Ce flou qui ressortit au caractère subjectif et normatif des termes employés est encore plus vrai pour ce qui est de couvrir certains « ornements » et d’en laisser d’autres découverts, ceux qui justement sont « en évidence », cela signifie que « en évidence » n’est pas synonyme, comme on aurait pu le penser, de « visible » ; sinon le verset prescrirait de couvrir ce qui est à couvrir et de laisser découvert ce qui est à laisser visible, et ne nous apprendrait rien du tout. Ce flou contraste nettement avec la suite du verset, qui détaille méthodiquement les catégories précises des personnes à qui il est permis de « montrer leurs ornements ».
Déjà al-Tabari, au 2ème siècle de l’hégire, insistait sur cette pluralité de références dans notre verset . On comprend alors aisément que les interprétations des ornements évidents et donc des ornements évidents et donc des ornements à découvrir aient été si différentes selon les exégètes.
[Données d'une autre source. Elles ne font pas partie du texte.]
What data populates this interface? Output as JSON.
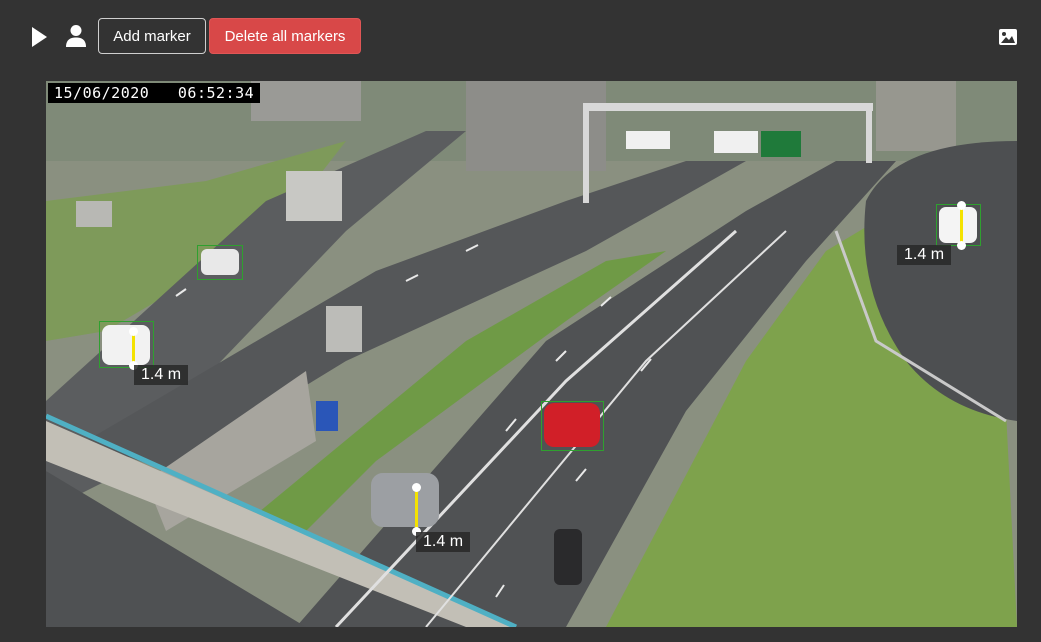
{
  "toolbar": {
    "play_icon": "play-icon",
    "user_icon": "user-icon",
    "add_marker_label": "Add marker",
    "delete_all_label": "Delete all markers",
    "image_icon": "image-icon",
    "delete_color": "#d84848"
  },
  "camera": {
    "date": "15/06/2020",
    "time": "06:52:34",
    "timestamp": "15/06/2020   06:52:34"
  },
  "markers": [
    {
      "label": "1.4 m"
    },
    {
      "label": "1.4 m"
    },
    {
      "label": "1.4 m"
    }
  ],
  "colors": {
    "background": "#333333",
    "marker_line": "#f4e200",
    "bbox": "#2fa02f"
  }
}
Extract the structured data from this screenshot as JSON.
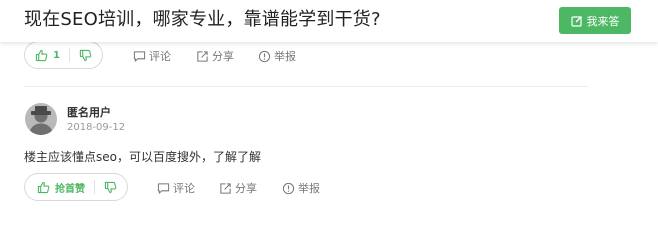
{
  "header": {
    "title": "现在SEO培训，哪家专业，靠谱能学到干货?",
    "answer_button": "我来答"
  },
  "answer1": {
    "upvote_count": "1",
    "comment_label": "评论",
    "share_label": "分享",
    "report_label": "举报"
  },
  "answer2": {
    "username": "匿名用户",
    "date": "2018-09-12",
    "text": "楼主应该懂点seo，可以百度搜外，了解了解",
    "upvote_label": "抢首赞",
    "comment_label": "评论",
    "share_label": "分享",
    "report_label": "举报"
  },
  "colors": {
    "accent": "#4db864",
    "muted": "#777777",
    "border": "#d9d9d9"
  }
}
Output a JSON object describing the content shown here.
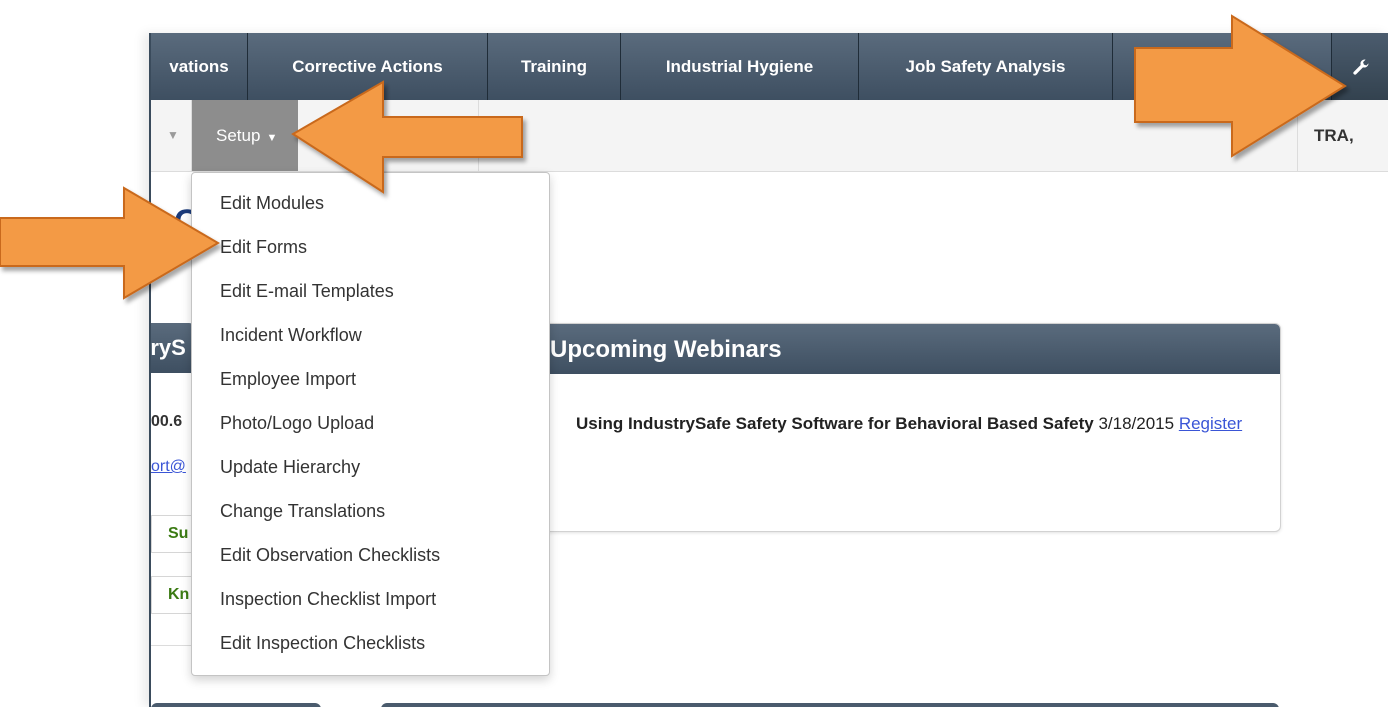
{
  "topnav": {
    "tabs": [
      {
        "label": "vations"
      },
      {
        "label": "Corrective Actions"
      },
      {
        "label": "Training"
      },
      {
        "label": "Industrial Hygiene"
      },
      {
        "label": "Job Safety Analysis"
      }
    ],
    "settings_icon": "wrench-icon"
  },
  "subnav": {
    "setup_label": "Setup",
    "right_label": "TRA,"
  },
  "page": {
    "partial_letter": "C",
    "left_panel_title": "tryS",
    "left_phone": "00.6",
    "left_email": "ort@",
    "left_box_1": "Su",
    "left_box_2": "Kn"
  },
  "webinars": {
    "title": "Upcoming Webinars",
    "item_title": "Using IndustrySafe Safety Software for Behavioral Based Safety",
    "item_date": "3/18/2015",
    "register_label": "Register"
  },
  "setup_menu": {
    "items": [
      "Edit Modules",
      "Edit Forms",
      "Edit E-mail Templates",
      "Incident Workflow",
      "Employee Import",
      "Photo/Logo Upload",
      "Update Hierarchy",
      "Change Translations",
      "Edit Observation Checklists",
      "Inspection Checklist Import",
      "Edit Inspection Checklists"
    ]
  },
  "annotation_arrow_color": "#f39a45"
}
Le visage, les pieds, les mains, les cheveux, les bijoux et autres ont été tour à tour considérés comme ornements découvrables pour certains, et nécessairement couverts pour d’autres. Cette pluralité est toujours manifeste, et l’on peut croiser aujourd’hui même des musulmanes portant le Niqâb ( voile qui cache entièrement le visage), comme l’on peut rencontrer d’autres se couvrant tout le corps, visage compris ; de même on peut rencontrer des croyantes se couvrant tout le corps excepté le visage et finalement d’autres découvrant cheveux, bras et jambes. Toutes se référant à un même et unique verset dont l’émetteur a construit l’ambiguité par un double procédé : utiliser des catégories floues telle que l’ « évident » d’une part et ne point nommer les parties corps-à part les seins- qu’il est demandé de voiler d’autre part. Et bien les
Fuqahâ( juristes de l’islam) arguent de l’ijmâ pour légitimer le port du voile, il est claire que le Coran a adopté l’équivoque pour ce sujet.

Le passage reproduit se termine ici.